Theme: Christmas Miracles
This week’s lessons help us to prepare to celebrate the birth of Christ by
focusing on three miracles seen in the angel Gabriel’s visit to Mary.
Scripture: Luke 1:26-38
There is something about Christmas that is wonderful—in spite of the frantic pace of the days leading up to Christmas, the anxious flurry of pre-Christmas buying and the undisguised commercialism and materialism that is so much a part of Christmas in the West. I suppose it is the sheer magnitude of the event itself, the grandeur of what Christmas means: the birth of the Savior.
And the miracles! We often say that the birth of any baby is a miracle, meaning that life is a miracle. And it is. We cannot create life. Life is God’s gift. But in the case of Christmas, the miracles are so much bigger even than that. In my judgment the miracles of Christmas are greater even than the miracles Jesus did in his lifetime—healing the lepers, giving sight to the blind and strength to the lame, raising the dead to life—greater even than the climactic resurrection of Jesus himself on the third day following his crucifixion. And there is something of the wonder of these miracles in our observances of Christmas even for modern people, like ourselves, who have such difficulty with the miraculous.
The miracles are there from the very beginning too, from the moment in which the angel Gabriel announced the conception and birth of Jesus to the humble virgin of Nazareth, whose name was Mary.
Martin Luther was such a vigorous and original person that I have often turned to him to see what he had to say about some well-known text, like the verses in which Gabriel announces the birth of Jesus to Mary. When I did that for these verses I discovered that Luther himself sometimes turned to other people and that, in this case, he turned to Saint Bernard, the godly French monk who lived in the twelfth century.
Luther quotes Bernard as saying that there are three miracles in this story: 1) “that God and man should be joined in this child,” 2) “that a mother should remain a virgin,” and 3) “that Mary should have such faith as to believe that this mystery would be accomplished in her.” He adds perceptively that “the last is not the least of the three.”1 I find this to be a fresh way to look at the announcement of the birth of Christ and so take it as a guideline in this study.
Study Questions:

Make a list of the major biblical and theological themes that are contained in the Christmas story. How do they challenge the dominant secular themes and interests of the season?
What are the three miracles that Bernard lists?

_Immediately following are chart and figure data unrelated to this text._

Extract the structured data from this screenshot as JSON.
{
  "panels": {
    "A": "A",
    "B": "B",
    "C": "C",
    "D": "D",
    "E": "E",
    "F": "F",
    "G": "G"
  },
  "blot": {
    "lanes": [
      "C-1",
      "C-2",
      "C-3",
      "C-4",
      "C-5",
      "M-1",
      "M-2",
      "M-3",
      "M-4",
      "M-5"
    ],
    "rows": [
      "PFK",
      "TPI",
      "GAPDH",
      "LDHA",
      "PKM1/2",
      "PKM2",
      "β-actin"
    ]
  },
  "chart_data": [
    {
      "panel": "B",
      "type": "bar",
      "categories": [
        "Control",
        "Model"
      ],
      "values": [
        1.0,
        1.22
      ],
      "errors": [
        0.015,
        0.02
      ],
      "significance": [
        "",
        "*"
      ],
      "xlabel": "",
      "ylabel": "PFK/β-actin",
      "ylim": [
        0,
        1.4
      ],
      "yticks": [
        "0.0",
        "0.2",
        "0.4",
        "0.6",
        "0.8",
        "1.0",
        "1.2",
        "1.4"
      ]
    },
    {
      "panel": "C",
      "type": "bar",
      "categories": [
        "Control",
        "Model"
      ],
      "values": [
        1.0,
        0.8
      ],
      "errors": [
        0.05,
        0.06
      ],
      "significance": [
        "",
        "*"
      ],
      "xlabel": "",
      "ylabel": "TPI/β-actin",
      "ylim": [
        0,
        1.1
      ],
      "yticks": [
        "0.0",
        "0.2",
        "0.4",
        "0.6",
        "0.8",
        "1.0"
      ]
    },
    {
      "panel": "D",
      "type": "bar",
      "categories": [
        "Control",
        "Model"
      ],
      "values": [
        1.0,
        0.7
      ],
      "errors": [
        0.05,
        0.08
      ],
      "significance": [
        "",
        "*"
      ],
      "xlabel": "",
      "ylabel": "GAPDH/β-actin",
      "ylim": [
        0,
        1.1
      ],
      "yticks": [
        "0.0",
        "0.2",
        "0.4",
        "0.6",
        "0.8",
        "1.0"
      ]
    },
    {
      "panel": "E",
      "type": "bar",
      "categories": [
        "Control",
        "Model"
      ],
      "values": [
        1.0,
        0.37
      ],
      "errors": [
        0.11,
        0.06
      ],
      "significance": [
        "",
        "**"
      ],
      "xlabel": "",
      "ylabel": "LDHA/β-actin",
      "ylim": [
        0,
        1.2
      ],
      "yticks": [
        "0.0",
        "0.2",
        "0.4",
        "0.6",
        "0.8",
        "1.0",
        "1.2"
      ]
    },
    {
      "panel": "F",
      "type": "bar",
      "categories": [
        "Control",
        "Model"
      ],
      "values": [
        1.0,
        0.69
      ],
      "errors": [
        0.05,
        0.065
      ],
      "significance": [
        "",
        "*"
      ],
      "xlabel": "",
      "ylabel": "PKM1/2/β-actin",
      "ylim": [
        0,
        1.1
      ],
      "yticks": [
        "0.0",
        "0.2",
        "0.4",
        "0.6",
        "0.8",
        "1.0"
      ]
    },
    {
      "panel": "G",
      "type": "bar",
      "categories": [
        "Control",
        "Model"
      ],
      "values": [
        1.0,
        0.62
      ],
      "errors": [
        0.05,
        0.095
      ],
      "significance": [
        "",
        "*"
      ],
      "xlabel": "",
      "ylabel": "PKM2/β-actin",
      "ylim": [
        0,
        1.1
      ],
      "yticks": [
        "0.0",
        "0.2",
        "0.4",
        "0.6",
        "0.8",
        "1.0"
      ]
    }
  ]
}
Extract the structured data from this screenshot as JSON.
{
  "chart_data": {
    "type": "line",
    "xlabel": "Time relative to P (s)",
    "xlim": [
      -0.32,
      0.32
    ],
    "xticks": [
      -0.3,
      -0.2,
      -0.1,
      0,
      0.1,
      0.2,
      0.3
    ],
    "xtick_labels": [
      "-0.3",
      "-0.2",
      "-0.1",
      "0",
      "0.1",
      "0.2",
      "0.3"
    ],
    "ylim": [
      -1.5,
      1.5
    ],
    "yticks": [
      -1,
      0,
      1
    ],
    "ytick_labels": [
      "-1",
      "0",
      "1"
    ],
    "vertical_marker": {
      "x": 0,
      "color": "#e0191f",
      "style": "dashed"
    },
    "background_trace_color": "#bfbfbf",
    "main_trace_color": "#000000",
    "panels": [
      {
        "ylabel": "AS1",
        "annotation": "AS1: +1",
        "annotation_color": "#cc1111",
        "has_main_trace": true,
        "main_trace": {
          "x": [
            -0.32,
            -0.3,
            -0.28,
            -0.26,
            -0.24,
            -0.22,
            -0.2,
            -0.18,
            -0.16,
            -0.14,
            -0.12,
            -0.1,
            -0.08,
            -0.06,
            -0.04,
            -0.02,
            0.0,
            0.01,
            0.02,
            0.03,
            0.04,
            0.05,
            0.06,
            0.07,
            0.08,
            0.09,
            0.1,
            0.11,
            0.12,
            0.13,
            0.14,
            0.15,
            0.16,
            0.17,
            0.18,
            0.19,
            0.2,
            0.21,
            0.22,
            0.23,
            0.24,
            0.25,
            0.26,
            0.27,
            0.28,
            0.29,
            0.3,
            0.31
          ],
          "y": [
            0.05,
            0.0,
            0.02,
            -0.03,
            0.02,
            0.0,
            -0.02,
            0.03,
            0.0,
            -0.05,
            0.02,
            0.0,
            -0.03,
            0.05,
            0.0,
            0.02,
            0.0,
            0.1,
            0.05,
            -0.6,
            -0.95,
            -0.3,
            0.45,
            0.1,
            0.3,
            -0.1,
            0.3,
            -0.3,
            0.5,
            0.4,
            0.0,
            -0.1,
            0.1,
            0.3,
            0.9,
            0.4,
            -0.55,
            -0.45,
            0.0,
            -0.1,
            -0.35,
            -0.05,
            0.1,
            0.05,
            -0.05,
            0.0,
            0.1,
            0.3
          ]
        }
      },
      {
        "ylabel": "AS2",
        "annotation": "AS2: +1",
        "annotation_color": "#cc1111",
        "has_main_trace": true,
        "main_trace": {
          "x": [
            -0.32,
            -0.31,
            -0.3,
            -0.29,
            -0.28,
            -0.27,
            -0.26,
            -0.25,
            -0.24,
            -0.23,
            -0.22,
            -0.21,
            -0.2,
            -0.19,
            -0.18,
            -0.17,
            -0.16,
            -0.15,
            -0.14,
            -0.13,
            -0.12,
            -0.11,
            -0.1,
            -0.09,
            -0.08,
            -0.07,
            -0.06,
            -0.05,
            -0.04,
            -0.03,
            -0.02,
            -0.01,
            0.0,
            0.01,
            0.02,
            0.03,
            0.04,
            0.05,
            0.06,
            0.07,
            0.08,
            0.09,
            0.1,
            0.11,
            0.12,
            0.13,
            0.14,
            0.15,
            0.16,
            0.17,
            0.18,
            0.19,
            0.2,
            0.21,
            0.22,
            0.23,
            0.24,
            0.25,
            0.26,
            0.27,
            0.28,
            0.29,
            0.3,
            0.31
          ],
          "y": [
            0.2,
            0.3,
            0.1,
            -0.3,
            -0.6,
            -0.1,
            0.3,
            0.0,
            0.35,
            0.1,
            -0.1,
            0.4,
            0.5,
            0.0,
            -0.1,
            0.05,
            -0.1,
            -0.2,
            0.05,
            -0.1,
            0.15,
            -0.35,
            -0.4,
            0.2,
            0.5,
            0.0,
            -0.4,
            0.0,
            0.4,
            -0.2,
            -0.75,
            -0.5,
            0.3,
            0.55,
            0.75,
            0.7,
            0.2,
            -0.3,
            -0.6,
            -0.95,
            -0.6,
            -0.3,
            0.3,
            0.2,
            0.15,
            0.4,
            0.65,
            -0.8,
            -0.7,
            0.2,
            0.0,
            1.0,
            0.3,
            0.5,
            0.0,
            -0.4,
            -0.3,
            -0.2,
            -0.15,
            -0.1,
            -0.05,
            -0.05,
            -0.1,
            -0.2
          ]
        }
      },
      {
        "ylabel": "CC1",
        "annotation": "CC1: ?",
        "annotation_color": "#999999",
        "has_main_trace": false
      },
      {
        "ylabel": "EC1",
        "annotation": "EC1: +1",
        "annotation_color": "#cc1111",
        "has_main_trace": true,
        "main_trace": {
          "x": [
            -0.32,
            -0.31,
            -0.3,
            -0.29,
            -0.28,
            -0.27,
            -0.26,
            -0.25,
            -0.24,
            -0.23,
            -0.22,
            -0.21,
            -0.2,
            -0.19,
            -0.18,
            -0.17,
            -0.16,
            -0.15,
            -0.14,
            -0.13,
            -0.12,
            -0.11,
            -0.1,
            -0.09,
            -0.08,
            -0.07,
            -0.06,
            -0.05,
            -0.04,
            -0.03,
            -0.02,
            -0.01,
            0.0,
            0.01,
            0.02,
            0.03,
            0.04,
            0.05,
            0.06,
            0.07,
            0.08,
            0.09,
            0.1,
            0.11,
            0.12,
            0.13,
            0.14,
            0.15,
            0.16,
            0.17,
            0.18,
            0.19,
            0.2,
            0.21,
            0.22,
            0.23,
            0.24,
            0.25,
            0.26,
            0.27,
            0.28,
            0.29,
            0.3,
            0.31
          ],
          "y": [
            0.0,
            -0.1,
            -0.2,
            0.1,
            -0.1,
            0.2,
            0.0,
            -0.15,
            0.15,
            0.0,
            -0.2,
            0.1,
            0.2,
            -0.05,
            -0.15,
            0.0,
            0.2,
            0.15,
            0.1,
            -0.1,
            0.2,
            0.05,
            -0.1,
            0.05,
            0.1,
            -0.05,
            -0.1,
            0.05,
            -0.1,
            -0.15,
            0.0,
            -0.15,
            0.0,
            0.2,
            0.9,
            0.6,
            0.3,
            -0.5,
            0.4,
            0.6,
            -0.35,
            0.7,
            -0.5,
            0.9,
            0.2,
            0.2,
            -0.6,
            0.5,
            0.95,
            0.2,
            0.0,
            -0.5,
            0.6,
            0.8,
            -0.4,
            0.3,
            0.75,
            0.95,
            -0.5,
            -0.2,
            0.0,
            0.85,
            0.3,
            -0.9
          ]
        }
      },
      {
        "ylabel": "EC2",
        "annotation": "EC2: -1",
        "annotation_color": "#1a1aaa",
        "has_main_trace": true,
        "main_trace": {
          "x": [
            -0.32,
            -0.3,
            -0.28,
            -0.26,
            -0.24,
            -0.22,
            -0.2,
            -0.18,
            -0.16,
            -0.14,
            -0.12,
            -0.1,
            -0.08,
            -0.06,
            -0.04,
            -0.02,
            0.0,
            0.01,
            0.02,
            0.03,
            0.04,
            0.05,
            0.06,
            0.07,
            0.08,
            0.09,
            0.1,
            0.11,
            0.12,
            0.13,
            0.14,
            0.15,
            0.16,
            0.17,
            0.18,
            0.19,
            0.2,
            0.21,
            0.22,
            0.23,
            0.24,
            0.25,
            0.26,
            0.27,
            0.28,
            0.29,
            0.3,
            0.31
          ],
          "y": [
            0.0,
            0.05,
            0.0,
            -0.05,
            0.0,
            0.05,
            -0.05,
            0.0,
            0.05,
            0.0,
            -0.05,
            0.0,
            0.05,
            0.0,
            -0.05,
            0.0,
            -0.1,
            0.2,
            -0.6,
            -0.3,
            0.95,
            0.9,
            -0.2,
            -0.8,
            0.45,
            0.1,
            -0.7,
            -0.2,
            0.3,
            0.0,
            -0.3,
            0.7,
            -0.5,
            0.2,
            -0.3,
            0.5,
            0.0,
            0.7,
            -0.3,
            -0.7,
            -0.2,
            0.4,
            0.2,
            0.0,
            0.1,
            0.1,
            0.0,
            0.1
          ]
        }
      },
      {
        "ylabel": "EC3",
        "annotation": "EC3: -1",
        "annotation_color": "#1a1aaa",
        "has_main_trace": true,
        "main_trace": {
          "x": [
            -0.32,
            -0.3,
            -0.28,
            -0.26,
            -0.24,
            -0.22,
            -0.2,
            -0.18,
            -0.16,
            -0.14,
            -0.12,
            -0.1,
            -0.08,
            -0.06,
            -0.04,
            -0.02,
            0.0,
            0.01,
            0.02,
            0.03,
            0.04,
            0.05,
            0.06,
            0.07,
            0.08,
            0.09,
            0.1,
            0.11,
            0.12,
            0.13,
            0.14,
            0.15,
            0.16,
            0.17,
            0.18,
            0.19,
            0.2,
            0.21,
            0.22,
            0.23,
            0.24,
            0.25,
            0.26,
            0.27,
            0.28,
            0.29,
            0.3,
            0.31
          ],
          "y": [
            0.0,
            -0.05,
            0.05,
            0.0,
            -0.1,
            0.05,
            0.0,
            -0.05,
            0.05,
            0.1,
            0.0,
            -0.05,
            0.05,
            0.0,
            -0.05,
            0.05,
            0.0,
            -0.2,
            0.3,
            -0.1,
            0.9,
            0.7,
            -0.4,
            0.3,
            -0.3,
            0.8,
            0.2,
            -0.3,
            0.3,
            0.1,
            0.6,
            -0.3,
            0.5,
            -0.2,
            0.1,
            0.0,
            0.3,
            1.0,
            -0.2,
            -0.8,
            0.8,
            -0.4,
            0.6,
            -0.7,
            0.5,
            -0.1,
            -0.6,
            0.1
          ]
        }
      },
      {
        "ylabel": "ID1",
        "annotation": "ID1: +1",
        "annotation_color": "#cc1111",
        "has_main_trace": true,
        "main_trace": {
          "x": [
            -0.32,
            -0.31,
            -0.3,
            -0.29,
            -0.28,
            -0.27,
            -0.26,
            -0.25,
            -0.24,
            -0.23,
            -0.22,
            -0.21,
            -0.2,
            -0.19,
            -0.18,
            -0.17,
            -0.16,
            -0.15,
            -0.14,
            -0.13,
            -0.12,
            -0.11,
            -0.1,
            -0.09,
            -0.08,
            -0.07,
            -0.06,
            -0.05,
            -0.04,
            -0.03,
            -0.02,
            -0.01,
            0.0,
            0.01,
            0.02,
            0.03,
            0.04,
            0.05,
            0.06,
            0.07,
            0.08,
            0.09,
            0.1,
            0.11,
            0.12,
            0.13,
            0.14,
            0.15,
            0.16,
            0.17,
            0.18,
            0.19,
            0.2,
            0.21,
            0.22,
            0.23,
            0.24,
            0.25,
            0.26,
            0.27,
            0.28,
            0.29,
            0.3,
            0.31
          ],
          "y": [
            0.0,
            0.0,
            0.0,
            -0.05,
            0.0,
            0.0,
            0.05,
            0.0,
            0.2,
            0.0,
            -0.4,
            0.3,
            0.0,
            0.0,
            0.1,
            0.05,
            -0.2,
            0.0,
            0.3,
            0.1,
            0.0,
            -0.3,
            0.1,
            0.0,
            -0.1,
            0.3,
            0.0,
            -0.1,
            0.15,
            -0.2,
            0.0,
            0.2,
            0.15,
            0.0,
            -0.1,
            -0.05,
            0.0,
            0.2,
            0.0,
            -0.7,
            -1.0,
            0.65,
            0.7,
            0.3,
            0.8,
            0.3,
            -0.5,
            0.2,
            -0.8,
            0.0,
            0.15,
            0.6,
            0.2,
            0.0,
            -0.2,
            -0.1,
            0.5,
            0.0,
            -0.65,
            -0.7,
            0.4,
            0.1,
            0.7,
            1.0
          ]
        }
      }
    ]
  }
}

Application: What are some ways in which other activities and events can interfere with a proper celebration of the true significance of Christmas? What can you do this year to make sure you set aside enough time to quietly and thoughtfully reflect and pray over the glorious event of the birth of Christ?
1Martin Luther, The Martin Luther Christmas Book, trans. and arranged by Roland H. Bainton (Philadelphia: Fortress Press, 1948), pp. 22, 23.